GaussDB(DWS) provides functions to_tsquery and plainto_tsquery for converting a query to the tsquery data type. to_tsquery offers access to more features than plainto_tsquery, but is less forgiving about its input.

to_tsquery([ config regconfig, ] querytext text) returns tsquery

to_tsquery creates a tsquery value from querytext, which must consist of single tokens separated by the Boolean operators & (AND), | (OR), and ! (NOT). These operators can be grouped using parentheses. In other words, the input to to_tsquery must already follow the general rules for tsquery input, as described in Text Search Types. The difference is that while basic tsquery input takes the tokens at face value, to_tsquery normalizes each token to a lexeme using the specified or default configuration, and discards any tokens that are stop words according to the configuration. For example:

1
2
3
4
5
SELECT to_tsquery('english', 'The & Fat & Rats');
   to_tsquery   
---------------
 'fat' & 'rat'
(1 row)

As in basic tsquery input, weight(s) can be attached to each lexeme to restrict it to match only tsvector lexemes of those weight(s). For example:

1
2
3
4
5
SELECT to_tsquery('english', 'Fat | Rats:AB');
    to_tsquery    
------------------
 'fat' | 'rat':AB
(1 row)

Also, the asterisk (*) can be attached to a lexeme to specify prefix matching:

1
2
3
4
5
SELECT to_tsquery('supern:*A & star:A*B');
        to_tsquery        
--------------------------
 'supern':*A & 'star':*AB
(1 row)

Such a lexeme will match any word having the specified string and weight in a tsquery.

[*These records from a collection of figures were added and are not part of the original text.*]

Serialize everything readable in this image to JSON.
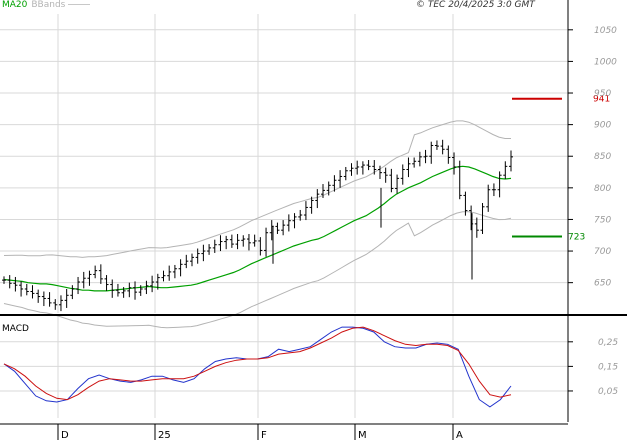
{
  "header": {
    "legend_ma": "MA20",
    "legend_bbands": "BBands",
    "copyright": "© TEC 20/4/2025 3:0 GMT"
  },
  "colors": {
    "price": "#000000",
    "ma": "#00a000",
    "bbands": "#b4b4b4",
    "grid": "#d9d9d9",
    "frame": "#000000",
    "resistance": "#cc0000",
    "support": "#008800",
    "macd": "#2233cc",
    "signal": "#cc1111"
  },
  "chart_data": [
    {
      "type": "ohlc",
      "yticks": [
        650,
        700,
        750,
        800,
        850,
        900,
        950,
        1000,
        1050
      ],
      "ylim": [
        602,
        1075
      ],
      "xlabels": [
        "D",
        "25",
        "F",
        "M",
        "A"
      ],
      "series": [
        {
          "name": "MA20",
          "values": [
            655,
            654,
            653,
            652,
            650,
            649,
            648,
            648,
            647,
            645,
            643,
            641,
            640,
            638,
            638,
            637,
            637,
            637,
            638,
            639,
            640,
            641,
            642,
            643,
            644,
            643,
            642,
            642,
            643,
            644,
            645,
            646,
            648,
            651,
            654,
            657,
            660,
            663,
            666,
            670,
            675,
            680,
            684,
            688,
            692,
            696,
            700,
            704,
            708,
            711,
            714,
            717,
            719,
            723,
            728,
            733,
            738,
            743,
            748,
            752,
            756,
            762,
            768,
            775,
            783,
            790,
            795,
            800,
            804,
            808,
            813,
            818,
            822,
            826,
            830,
            833,
            834,
            833,
            830,
            826,
            822,
            818,
            815,
            814,
            815
          ]
        },
        {
          "name": "BBands",
          "values": [
            ""
          ]
        }
      ],
      "close": [
        654,
        649,
        646,
        640,
        636,
        633,
        628,
        625,
        618,
        615,
        622,
        630,
        640,
        651,
        657,
        663,
        669,
        656,
        647,
        638,
        634,
        637,
        642,
        635,
        640,
        645,
        651,
        658,
        661,
        667,
        672,
        679,
        684,
        690,
        696,
        700,
        705,
        710,
        715,
        718,
        711,
        717,
        719,
        713,
        716,
        701,
        729,
        739,
        733,
        741,
        748,
        754,
        757,
        769,
        780,
        790,
        796,
        804,
        812,
        818,
        827,
        831,
        833,
        836,
        834,
        829,
        824,
        820,
        799,
        815,
        829,
        838,
        842,
        849,
        850,
        867,
        866,
        861,
        848,
        833,
        788,
        764,
        743,
        733,
        770,
        797,
        797,
        820,
        834,
        849
      ],
      "resistance": {
        "label": "941",
        "value": 941
      },
      "support": {
        "label": "723",
        "value": 723
      }
    },
    {
      "type": "line",
      "title": "MACD",
      "yticks": [
        "0,25",
        "0,15",
        "0,05"
      ],
      "ylim": [
        -0.06,
        0.355
      ],
      "series": [
        {
          "name": "MACD",
          "values": [
            0.16,
            0.13,
            0.08,
            0.03,
            0.01,
            0.005,
            0.015,
            0.06,
            0.1,
            0.115,
            0.1,
            0.09,
            0.085,
            0.095,
            0.11,
            0.11,
            0.095,
            0.085,
            0.1,
            0.14,
            0.17,
            0.18,
            0.185,
            0.18,
            0.18,
            0.19,
            0.22,
            0.21,
            0.22,
            0.23,
            0.26,
            0.29,
            0.31,
            0.31,
            0.305,
            0.29,
            0.25,
            0.23,
            0.225,
            0.225,
            0.24,
            0.245,
            0.24,
            0.22,
            0.11,
            0.015,
            -0.015,
            0.015,
            0.07
          ]
        },
        {
          "name": "Signal",
          "values": [
            0.16,
            0.14,
            0.11,
            0.07,
            0.04,
            0.02,
            0.015,
            0.035,
            0.065,
            0.09,
            0.1,
            0.095,
            0.09,
            0.09,
            0.095,
            0.1,
            0.1,
            0.1,
            0.11,
            0.13,
            0.15,
            0.165,
            0.175,
            0.18,
            0.18,
            0.185,
            0.2,
            0.205,
            0.21,
            0.225,
            0.245,
            0.265,
            0.29,
            0.305,
            0.31,
            0.295,
            0.275,
            0.255,
            0.24,
            0.235,
            0.24,
            0.24,
            0.235,
            0.215,
            0.16,
            0.09,
            0.035,
            0.025,
            0.035
          ]
        }
      ]
    }
  ]
}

plainto_tsquery([ config regconfig, ] querytext text) returns tsquery

plainto_tsquery transforms unformatted text querytext to tsquery. The text is parsed and normalized much as for to_tsvector, then the & (AND) Boolean operator is inserted between surviving words.

For example:

1
2
3
4
5
SELECT plainto_tsquery('english', 'The Fat Rats');
 plainto_tsquery 
-----------------
 'fat' & 'rat'
(1 row)

Note that plainto_tsquery cannot recognize Boolean operators, weight labels, or prefix-match labels in its input:

1
2
3
4
5
SELECT plainto_tsquery('english', 'The Fat & Rats:C');
   plainto_tsquery   
---------------------
 'fat' & 'rat' & 'c'
(1 row)

Here, all the input punctuation was discarded as being space symbols.